LABUAN BAJO, Indonesia – For a few tense weeks at the start of the year, one of Indonesia’s most iconic wildlife sanctuaries sat unusually quiet.
A tragedy at sea had forced the closure of Komodo National Park, the only place on Earth where the prehistoric-looking Komodo dragon still roams wild. By June, though, the park wasn’t just back to normal. It had smashed its own visitor records.
New figures released this week by the park authority show that 200,985 tourists passed through Komodo National Park between January and June 2026 — a number that edges out the same period last year, when 171,391 visitors were recorded. For a destination that briefly ground to a halt, it’s a remarkable turnaround.
A Somber Start to the Year
The reason for January’s rock-bottom numbers, just 3,258 visitors, wasn’t a lack of interest. It was grief and caution.
In late 2025, the traditional pinisi schooner Putri Sakinah sank in the waters around Labuan Bajo, a tragedy that claimed the life of a coach with Spanish football club Valencia FC’s women’s team. Authorities responded by temporarily closing the national park, a decision that prioritized safety and mourning over tourism revenue, but one that left January’s arrival numbers looking almost frozen in comparison to the months that followed.
For travelers who had booked liveaboard trips or dragon-trekking excursions around that time, it was a stark reminder that Indonesia’s wilder corners come with real risks, even in a region built around adventure tourism.
Then the Numbers Took Off
What happened next is where the story gets interesting.
By February, visitor numbers had jumped nearly sevenfold to 20,793. March held steady at a similar level. Then came the real surge: April brought 47,683 visitors, May pushed past 48,958, and June closed out the half-year at 49,656, the single busiest month on record for this period.

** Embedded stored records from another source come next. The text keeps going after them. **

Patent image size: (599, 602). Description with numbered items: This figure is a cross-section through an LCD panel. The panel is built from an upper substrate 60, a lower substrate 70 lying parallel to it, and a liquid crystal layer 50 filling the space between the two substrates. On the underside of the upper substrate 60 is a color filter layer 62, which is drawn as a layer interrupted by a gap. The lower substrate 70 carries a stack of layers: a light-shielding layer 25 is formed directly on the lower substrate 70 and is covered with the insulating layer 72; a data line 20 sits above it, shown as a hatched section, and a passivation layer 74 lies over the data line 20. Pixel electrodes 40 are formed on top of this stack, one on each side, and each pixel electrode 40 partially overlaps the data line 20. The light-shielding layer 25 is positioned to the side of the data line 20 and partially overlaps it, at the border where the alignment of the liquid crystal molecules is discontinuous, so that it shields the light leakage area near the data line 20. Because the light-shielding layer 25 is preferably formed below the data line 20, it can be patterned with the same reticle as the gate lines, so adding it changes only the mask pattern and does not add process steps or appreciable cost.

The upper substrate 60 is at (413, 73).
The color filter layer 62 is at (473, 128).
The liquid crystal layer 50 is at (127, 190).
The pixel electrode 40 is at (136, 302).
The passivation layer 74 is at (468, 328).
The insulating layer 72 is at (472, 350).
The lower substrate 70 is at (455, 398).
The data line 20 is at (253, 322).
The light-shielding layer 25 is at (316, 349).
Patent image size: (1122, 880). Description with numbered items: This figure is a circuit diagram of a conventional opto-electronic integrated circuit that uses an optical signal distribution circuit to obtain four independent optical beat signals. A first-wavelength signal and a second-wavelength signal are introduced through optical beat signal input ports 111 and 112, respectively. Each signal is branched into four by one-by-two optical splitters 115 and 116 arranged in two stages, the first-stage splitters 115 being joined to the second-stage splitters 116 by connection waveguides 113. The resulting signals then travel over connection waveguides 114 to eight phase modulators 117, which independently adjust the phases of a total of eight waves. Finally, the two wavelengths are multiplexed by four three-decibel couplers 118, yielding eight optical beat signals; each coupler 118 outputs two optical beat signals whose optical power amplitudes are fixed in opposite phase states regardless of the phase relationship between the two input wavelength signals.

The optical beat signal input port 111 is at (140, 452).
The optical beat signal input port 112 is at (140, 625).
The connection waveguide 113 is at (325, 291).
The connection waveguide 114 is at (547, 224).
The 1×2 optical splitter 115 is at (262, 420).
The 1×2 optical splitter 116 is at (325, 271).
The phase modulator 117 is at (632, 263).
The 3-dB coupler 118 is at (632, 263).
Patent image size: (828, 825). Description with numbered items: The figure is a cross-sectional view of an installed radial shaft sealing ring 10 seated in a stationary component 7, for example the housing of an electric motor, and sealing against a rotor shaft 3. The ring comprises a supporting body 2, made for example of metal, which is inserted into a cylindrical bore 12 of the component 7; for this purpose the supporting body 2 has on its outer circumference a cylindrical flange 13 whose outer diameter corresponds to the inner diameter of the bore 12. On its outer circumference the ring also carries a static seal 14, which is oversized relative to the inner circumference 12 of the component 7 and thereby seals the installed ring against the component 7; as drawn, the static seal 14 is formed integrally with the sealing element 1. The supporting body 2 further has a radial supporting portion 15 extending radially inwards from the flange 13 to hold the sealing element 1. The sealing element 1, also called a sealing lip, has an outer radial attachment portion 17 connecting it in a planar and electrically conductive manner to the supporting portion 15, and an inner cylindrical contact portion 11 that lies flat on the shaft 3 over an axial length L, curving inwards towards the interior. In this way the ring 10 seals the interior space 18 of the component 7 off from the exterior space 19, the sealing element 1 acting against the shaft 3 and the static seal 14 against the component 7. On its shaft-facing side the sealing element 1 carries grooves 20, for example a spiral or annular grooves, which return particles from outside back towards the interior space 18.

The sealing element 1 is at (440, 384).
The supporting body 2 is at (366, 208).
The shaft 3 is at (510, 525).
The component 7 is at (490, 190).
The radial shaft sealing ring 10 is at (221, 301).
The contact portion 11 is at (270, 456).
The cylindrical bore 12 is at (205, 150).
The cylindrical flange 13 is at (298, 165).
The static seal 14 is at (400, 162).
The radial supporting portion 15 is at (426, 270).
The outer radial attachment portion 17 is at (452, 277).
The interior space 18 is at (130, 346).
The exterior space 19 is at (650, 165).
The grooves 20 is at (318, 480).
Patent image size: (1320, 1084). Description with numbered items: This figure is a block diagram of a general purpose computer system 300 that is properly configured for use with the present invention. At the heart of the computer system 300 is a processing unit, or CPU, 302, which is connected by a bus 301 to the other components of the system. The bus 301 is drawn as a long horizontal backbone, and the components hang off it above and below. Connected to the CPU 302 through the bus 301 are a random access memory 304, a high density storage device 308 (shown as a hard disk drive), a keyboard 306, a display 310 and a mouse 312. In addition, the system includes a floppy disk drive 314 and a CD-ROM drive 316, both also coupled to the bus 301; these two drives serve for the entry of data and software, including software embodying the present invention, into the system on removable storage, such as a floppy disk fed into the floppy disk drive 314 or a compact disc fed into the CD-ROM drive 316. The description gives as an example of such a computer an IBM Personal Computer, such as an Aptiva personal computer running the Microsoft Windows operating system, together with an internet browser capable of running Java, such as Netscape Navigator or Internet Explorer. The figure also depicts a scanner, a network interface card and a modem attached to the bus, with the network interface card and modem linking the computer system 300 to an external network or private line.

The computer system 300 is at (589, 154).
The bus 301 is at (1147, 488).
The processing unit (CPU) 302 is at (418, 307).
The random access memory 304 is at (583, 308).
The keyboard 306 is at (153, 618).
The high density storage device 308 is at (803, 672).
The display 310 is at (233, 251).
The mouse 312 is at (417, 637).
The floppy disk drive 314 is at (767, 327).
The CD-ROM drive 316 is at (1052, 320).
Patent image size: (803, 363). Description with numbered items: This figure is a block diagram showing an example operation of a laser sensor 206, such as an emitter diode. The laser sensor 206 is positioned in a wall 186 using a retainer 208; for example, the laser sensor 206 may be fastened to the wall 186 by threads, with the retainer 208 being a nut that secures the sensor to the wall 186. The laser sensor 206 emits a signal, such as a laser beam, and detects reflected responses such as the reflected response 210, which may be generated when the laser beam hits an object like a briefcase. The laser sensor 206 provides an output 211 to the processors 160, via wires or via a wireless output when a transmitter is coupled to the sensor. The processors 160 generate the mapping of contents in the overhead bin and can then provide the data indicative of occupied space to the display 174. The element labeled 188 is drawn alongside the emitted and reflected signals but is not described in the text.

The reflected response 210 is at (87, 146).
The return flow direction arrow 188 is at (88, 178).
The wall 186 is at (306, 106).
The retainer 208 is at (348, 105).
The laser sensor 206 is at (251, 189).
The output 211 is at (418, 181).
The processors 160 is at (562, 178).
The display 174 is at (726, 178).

Hendrikus Rani Siga, head of the Komodo National Park Authority, confirmed the breakdown on Tuesday, noting that international travelers overwhelmingly drove the rebound. Of the roughly 201,000 total arrivals, 171,444 were foreign tourists, compared to just 29,541 domestic visitors, a ratio that underscores just how central Komodo has become to Indonesia’s international tourism strategy, and how reliant Labuan Bajo’s local economy is on travelers arriving from overseas.

Why This Matters for Anyone Planning a Trip
For expats and travelers based in Bali eyeing a side trip to Flores, the numbers tell two stories at once.
The first is reassurance: the park’s rapid return to, and past, its pre-incident visitor levels suggests operators, guides, and local authorities responded seriously to the January tragedy rather than simply waiting it out. Safety protocols around liveaboard boats and park access have been under heightened scrutiny since the sinking.
The second is a practical heads-up. With nearly 50,000 visitors now arriving in Komodo National Park each month during peak season, the days of having a beach or a dragon-viewing trail largely to yourself are fading fast. Anyone hoping to avoid the crowds that now define destinations like Padar Island’s famous viewpoint or Pink Beach may want to consider shoulder months rather than the June-through-August rush.
What’s Next
The park authority has yet to signal any new visitor caps or seasonal restrictions, but the scale of this year’s rebound, arriving just months after a fatal accident, raises an obvious question hovering over Labuan Bajo’s tourism boom: can infrastructure, boat safety standards, and conservation efforts keep pace with demand that’s growing this fast?
For now, the dragons of Komodo have more company than ever. Whether that’s sustainable for the park, and for the fragile ecosystem its famous residents call home, is the conversation likely to define Labuan Bajo’s next chapter.